Ghana, Mauritania and Sao Tome make ‘meaningful progress’, Malawi publishes first EITI report

26th May 2017 By: Ilan Solomons - Creamer Media Staff Writer

Ghana, Mauritania and Sao Tome make ‘meaningful progress’, Malawi publishes first EITI report

FREDRIK REINFELDT The EITI is pleased that another three countries have made meaningful progress and committed its continued support to others in their efforts to meet the standard
Photo by: Duane Daws

At a recent meeting in Bogotá, Colombia, the Extractive Industries Transparency Initiative (EITI) board agreed to assess the  performance of its 51 implementing countries against the EITI standard and found Ghana, Mauritania and Sao Tome and Principe to have made “meaningful progress”.

The EITI is a global standard to promote open and accountable management by countries of the revenue generated from the extraction  of natural resources.

The board also found that the Kyrgyz Republic, the Solomon Islands and Tajikistan had made “inadequate progress” and stipulated the corrective actions they need to take to continue on the path towards meeting the EITI standard.

“The board is pleased that another three countries have made meaningful progress  and committed its continued support to others in their  efforts to meet the standard,” says EITI chairperson Fredrik Reinfeldt.

Malawi published its first EITI report for the 2014/15  year in April this year. The mining sector in Malawi accounts for less than 1% of the country’s gross domestic product (GDP) and about 1% of government revenue, but developing the sector has become a government priority. The petroleum sector is at the exploration stage.

The Malawi report also covers the country’s forestry sector. The EITI notes that the country used to have the largest man-made forest in Southern Africa (Chikangawa), but, today, most of the 20 plantations managed by the Department of Forestry are degraded.

“Forestry resources across  the country are depleting rapidly at about 2.6% a year, given the reliance on fuel wood and the expansion of agricultural land. By also covering forestry, the EITI in Malawi aims to provide relevant and reliable information on  the governance of important natural resources in the country,” states Reinfeldt.

The total revenue for extractives reported was MK5.9-million, which equates to about $13.6-million. This comprised 49% from forestry, 40% from solid minerals and 11% from oil and gas. Rock aggregate, coal and agricultural lime were the top three minerals in terms of volumes produced and value. The report notes that most artisanal miners are informal and have not been included in the report.

In additional to key information on the contribution of the sector in the country, the report provides an overview of the relevant laws and regulations governing the sector, as well as information on licensing and contract disclosure.
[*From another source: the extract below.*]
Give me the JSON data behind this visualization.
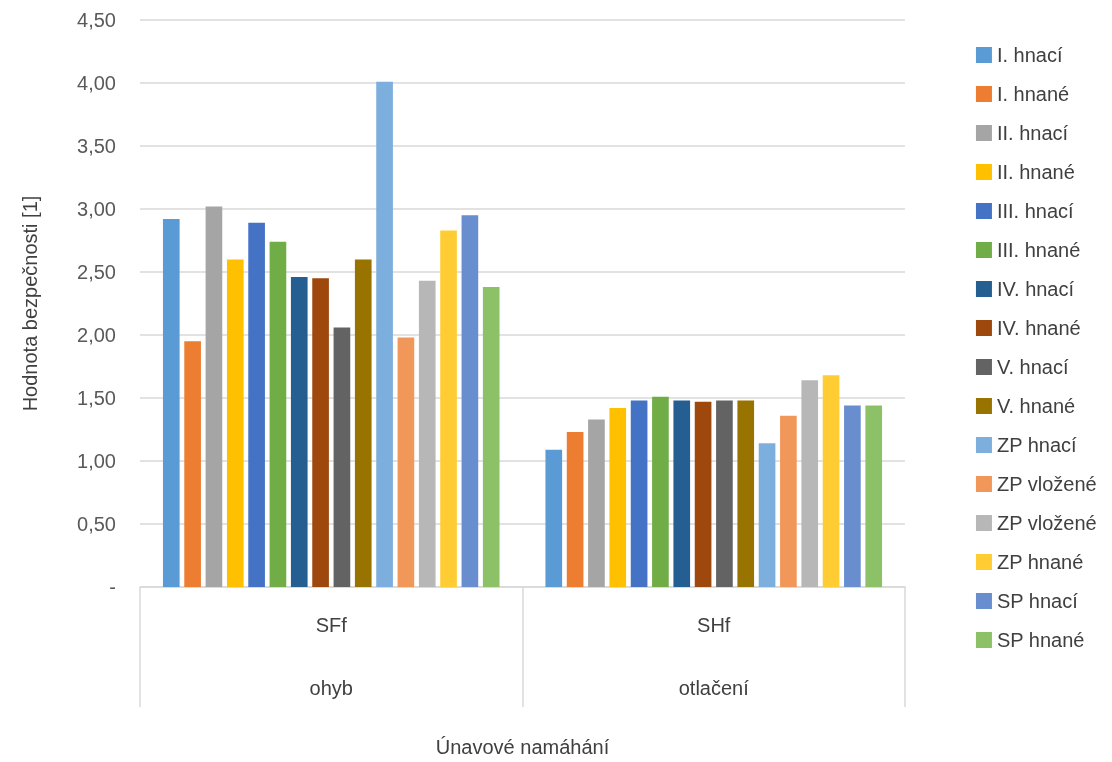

It highlights relevant reforms, such as the status of the ongoing review of the Mines and Minerals Act.

Further, the report indicates several areas where government systems might be improved to shore up revenues and reduce tax evasion, particularly related to the monitoring of production.

Some of the recommended next steps for Malawi include making the licensing process more transparent by clarifying the role of the Minister of Mines in granting licences and providing disclosure of the criteria for awarding licences.

The EITI says that the country’s licence cadastre should be reviewed to ensure that all existing licences are included, that information on these licences is complete and that inactive licences are removed. “The register should also include tax identification numbers to help track the payments,” it adds.

The report states that Malawi must develop procedures for collecting and controlling production data and should also improve its monitoring of non-tax payments, such as royalties and ground rent, in particular in the forestry sector.

The country also needs to address inconsistencies in its legal framework with regard to calculating royalties and must consider more regular disclosure of statistical information on the extractive sector.

“Ensuring that the information disclosed is reliable, including clarifying whether financial information has been audited, is also vitally important,” the report concludes.

The report and its recommendations will be an important tool to help Malawi become more transparent and accountable in the management of the country’s natural resources.